UN CAMBIO DI PROSPETTIVA PER IL LEGISLATORE
Alla fine la Consulta ridefinisce il confine: dichiara incostituzionale l’articolo 30- bis, comma 3, nella parte in cui prevede che il detenuto debba proporre reclamo nel termine di ventiquattro ore, e stabilisce che, per garantire il pieno esercizio del diritto di difesa, il termine sia elevato a quindici giorni, «già previsto in via generale» dall’articolo 35- bis per ogni impugnazione contro decisioni delle autorità penitenziarie. Resta ferma la possibilità, scrivono i giudici, che il Parlamento introduca una disciplina diversa, purché adeguata ad assicurare il diritto di difesa. Ciò significa che il legislatore potrà, sulla scorta della sentenza, stabilire un termine più breve o più lungo, a condizione che sia “idoneo”.
Nella stessa sentenza, però, la Corte ribadisce che il termine di ventiquattro ore perentorie rimane valido per il reclamo del pubblico ministero.
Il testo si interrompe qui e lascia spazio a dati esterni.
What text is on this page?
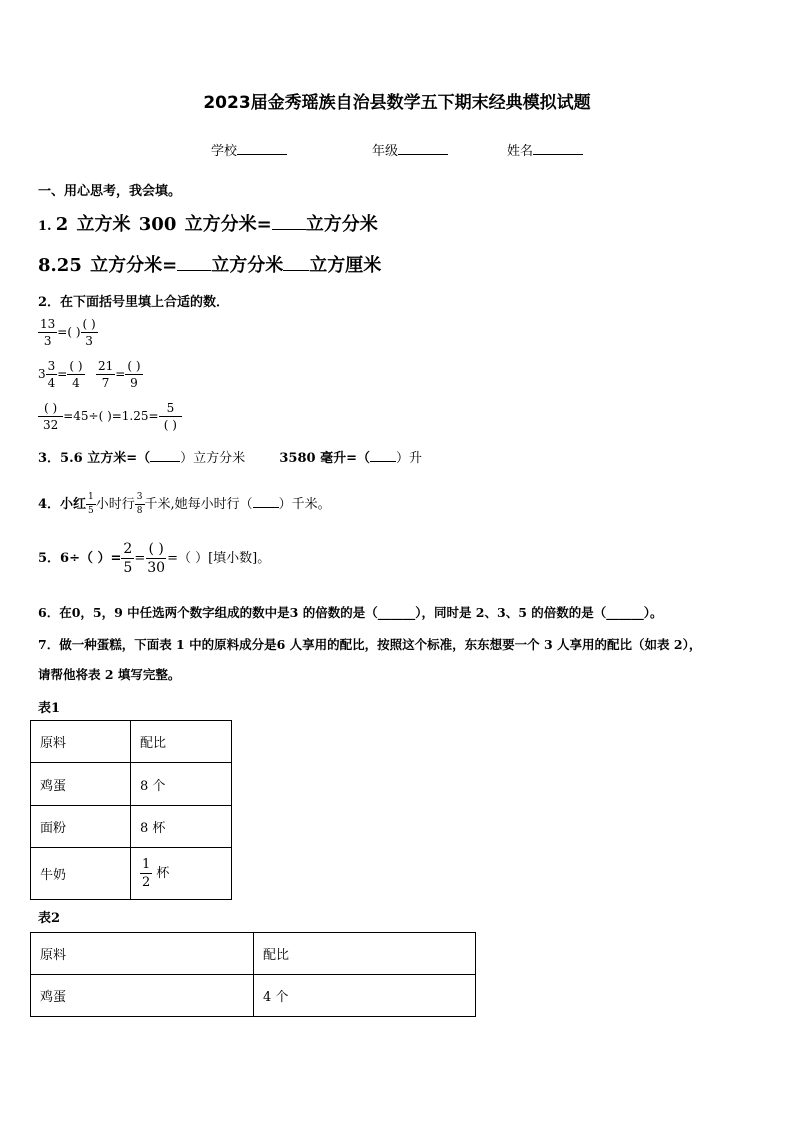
2023届金秀瑶族自治县数学五下期末经典模拟试题
学校	年级	姓名
一、用心思考，我会填。
1. 2 立方米 300 立方分米= 立方分米
8.25 立方分米= 立方分米 立方厘米
2．在下面括号里填上合适的数．
$\frac{13}{3}$ =( ) $\frac{( )}{3}$
$3 \frac{3}{4} = \frac{( )}{4}$
$\frac{21}{7} = \frac{( )}{9}$
$\frac{( )}{32} =45\div$( )$=1.25= \frac{5}{( )}$
3．5.6 立方米=（ ）立方分米	3580 毫升=（ ）升
4．小红 $\frac{1}{5}$ 小时行 $\frac{3}{8}$ 千米,她每小时行（ ）千米。
5．6÷（ ）= $\frac{2}{5} = \frac{( )}{30}$ =（ ）[填小数]。
6．在0，5，9 中任选两个数字组成的数中是3 的倍数的是（______），同时是 2、3、5 的倍数的是（______）。
7．做一种蛋糕，下面表 1 中的原料成分是6 人享用的配比，按照这个标准，东东想要一个 3 人享用的配比（如表 2），
请帮他将表 2 填写完整。
表1
原料	配比
鸡蛋	8 个
面粉	8 杯
牛奶	$\frac{1}{2}$ 杯
表2
原料	配比
鸡蛋	4 个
Se si trasferisse anche al pm il termine di quindici giorni, si creerebbe un paradosso: in caso di accoglimento del permesso da parte del magistrato, sarebbe sospesa l’esecuzione del provvedimento fino al termine di impugnazione, con un effetto contrario alle ragioni di urgenza poste alla base del permesso di necessità. Così è il legislatore, e sinora è stato il magistrato di sorveglianza, che dovrà stabilire se bilanciare in modo diverso le esigenze. La sentenza avrà effetti immediati.
Da un lato, i tribunali di sorveglianza in tutta Italia dovranno applicare il nuovo termine di quindici giorni per i reclami presentati dai detenuti respinti nella richiesta di permessi di necessità. Dall’altro, il Parlamento è chiamato a rivedere la disposizione di legge, definendo una misura che tenga conto della Corte, altrimenti rischia di incorrere in una nuova declaratoria di incostituzionalità. Il diritto di difesa non è uno slogan, è una concreta serie di garanzie, fra cui la possibilità di conoscere gli atti, riflettere, confrontarsi, scrivere un testo che risponda alle esigenze del giudice di sorveglianza. La Consulta, di fatto, costringe il legislatore a considerare che ogni volta che si tagliano i tempi, si rischia di tagliare anche la dignità.